Stroke is a medical emergency, so call 911 if you or someone you know experiences stroke symptoms. And do so as soon as possible -- clot-busting stroke drugs must be given ASAP.

Studying Stroke Symptoms

The new study, published in the June 1 edition of Stroke, defines nontraditional stroke symptoms as including:

  • Pain in the face or half of the body
  • Mental change status (disorientation, confusion, or loss of consciousness)
  • Lightheadedness
  • Headache
  • General neurological symptoms (nausea, hiccups, weakness)
  • Non-neurological symptoms (chest pain, palpitations, shortness of breath)

"Traditional" stroke symptoms included:

  • Numbness or paralysis on one side of the body
  • Trouble speaking or understanding speech
  • Double vision or other vision problems
  • Facial weakness
  • Coordination problems
  • Vertigo

Lisabeth's team asked the patients (or a friend or relative, if the patient couldn't speak) about the patients' stroke symptoms.

Most of the stroke or TIA patients experienced "traditional" stroke symptoms or a combination of traditional and nontraditional stroke symptoms.

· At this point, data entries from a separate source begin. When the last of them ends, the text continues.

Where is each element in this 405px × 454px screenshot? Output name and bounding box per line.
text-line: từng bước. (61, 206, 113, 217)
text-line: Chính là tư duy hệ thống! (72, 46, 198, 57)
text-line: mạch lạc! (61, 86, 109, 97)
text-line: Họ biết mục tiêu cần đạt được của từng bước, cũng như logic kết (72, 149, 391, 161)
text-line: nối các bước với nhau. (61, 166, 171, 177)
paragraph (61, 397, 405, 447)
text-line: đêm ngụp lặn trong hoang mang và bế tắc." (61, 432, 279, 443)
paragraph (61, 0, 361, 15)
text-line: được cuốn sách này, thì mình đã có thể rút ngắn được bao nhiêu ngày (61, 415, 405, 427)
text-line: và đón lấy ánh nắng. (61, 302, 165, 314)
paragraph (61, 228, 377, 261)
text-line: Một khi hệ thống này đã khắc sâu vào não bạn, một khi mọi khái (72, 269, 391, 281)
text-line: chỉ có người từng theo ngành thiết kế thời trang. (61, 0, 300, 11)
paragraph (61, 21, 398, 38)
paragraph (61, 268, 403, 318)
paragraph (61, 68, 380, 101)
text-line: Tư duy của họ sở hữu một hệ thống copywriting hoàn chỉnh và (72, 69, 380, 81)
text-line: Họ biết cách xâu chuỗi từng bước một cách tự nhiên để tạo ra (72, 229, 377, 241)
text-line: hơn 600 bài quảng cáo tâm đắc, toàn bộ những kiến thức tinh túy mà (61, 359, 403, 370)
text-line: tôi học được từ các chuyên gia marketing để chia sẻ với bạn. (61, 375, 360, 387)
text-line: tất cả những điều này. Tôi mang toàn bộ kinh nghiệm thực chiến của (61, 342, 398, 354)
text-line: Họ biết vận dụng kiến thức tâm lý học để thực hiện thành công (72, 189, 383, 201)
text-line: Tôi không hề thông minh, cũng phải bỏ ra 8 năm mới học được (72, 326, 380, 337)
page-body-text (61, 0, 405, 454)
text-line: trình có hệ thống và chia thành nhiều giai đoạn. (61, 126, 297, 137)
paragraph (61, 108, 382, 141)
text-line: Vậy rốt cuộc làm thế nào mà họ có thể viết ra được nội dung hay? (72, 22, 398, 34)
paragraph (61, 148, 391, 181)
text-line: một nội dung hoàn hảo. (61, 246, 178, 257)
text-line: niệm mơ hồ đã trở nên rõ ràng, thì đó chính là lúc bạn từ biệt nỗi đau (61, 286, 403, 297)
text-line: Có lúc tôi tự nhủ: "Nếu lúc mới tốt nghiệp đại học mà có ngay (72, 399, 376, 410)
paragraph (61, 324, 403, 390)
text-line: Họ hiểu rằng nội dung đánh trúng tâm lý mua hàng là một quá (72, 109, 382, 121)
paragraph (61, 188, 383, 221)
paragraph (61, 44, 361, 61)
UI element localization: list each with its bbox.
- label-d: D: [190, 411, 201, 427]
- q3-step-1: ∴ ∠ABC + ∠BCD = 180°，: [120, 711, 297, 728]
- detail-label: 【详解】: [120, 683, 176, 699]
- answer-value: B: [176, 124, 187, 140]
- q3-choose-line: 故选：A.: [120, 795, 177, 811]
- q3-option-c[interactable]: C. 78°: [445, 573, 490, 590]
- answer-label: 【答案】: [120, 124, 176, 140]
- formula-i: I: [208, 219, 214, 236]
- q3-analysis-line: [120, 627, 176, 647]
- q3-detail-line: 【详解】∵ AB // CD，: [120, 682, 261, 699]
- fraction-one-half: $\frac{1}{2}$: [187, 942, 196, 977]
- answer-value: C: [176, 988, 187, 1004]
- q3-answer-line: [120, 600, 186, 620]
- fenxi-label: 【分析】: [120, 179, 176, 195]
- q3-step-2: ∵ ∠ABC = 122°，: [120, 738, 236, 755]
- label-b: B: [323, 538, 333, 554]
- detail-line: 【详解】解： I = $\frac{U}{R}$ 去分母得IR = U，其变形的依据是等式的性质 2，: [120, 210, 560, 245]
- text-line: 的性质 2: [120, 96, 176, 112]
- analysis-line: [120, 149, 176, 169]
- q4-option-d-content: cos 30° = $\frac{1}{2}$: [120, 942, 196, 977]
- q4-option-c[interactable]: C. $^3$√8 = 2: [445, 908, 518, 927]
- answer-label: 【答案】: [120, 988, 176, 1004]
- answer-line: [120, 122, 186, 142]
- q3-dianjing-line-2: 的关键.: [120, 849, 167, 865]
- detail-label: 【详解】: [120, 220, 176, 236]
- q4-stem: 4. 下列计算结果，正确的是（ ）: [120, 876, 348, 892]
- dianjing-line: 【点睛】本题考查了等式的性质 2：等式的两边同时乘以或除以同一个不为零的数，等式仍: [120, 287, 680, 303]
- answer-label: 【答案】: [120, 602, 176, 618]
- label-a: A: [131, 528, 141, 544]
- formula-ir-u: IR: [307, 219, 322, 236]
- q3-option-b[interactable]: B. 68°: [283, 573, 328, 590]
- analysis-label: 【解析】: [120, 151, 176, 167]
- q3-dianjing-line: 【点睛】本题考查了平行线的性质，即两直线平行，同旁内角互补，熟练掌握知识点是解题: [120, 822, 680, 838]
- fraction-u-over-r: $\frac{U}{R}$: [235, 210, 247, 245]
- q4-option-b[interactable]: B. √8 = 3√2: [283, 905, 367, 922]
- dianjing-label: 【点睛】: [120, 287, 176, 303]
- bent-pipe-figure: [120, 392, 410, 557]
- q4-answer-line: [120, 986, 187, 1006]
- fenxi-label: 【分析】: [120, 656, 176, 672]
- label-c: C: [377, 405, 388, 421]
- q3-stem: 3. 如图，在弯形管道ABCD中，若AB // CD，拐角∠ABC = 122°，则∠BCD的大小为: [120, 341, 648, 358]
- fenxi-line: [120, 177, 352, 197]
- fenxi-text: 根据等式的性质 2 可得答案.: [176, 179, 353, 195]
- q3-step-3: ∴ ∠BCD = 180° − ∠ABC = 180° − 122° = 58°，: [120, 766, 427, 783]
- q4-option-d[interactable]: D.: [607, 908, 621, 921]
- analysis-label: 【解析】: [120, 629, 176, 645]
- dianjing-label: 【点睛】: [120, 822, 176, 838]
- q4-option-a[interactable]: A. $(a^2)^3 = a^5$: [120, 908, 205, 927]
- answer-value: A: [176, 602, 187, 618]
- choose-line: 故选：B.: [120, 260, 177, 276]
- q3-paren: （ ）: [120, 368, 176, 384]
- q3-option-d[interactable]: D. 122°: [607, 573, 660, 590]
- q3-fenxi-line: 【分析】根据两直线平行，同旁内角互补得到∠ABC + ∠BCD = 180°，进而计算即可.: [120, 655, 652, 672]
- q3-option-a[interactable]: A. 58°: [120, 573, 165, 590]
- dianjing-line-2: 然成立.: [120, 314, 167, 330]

Only 4% of the women and 3% of the men only had nontraditional stroke symptoms.

Nontraditional stroke symptoms were reported by 116 women (52%) compared to 104 men (44%). Lisabeth and colleagues considered various other factors and concluded that women were 42% more likely than men to report at least one nontraditional TIA or stroke symptom.

Mental status change was the most common nontraditional stroke symptom, which was reported by 23% of the women and 15% of the men.

The researchers caution that that finding could have been due to chance. But since other studies have shown similar patterns, Lisabeth's team calls for larger studies to look for gender gaps in TIA or ischemic stroke symptoms.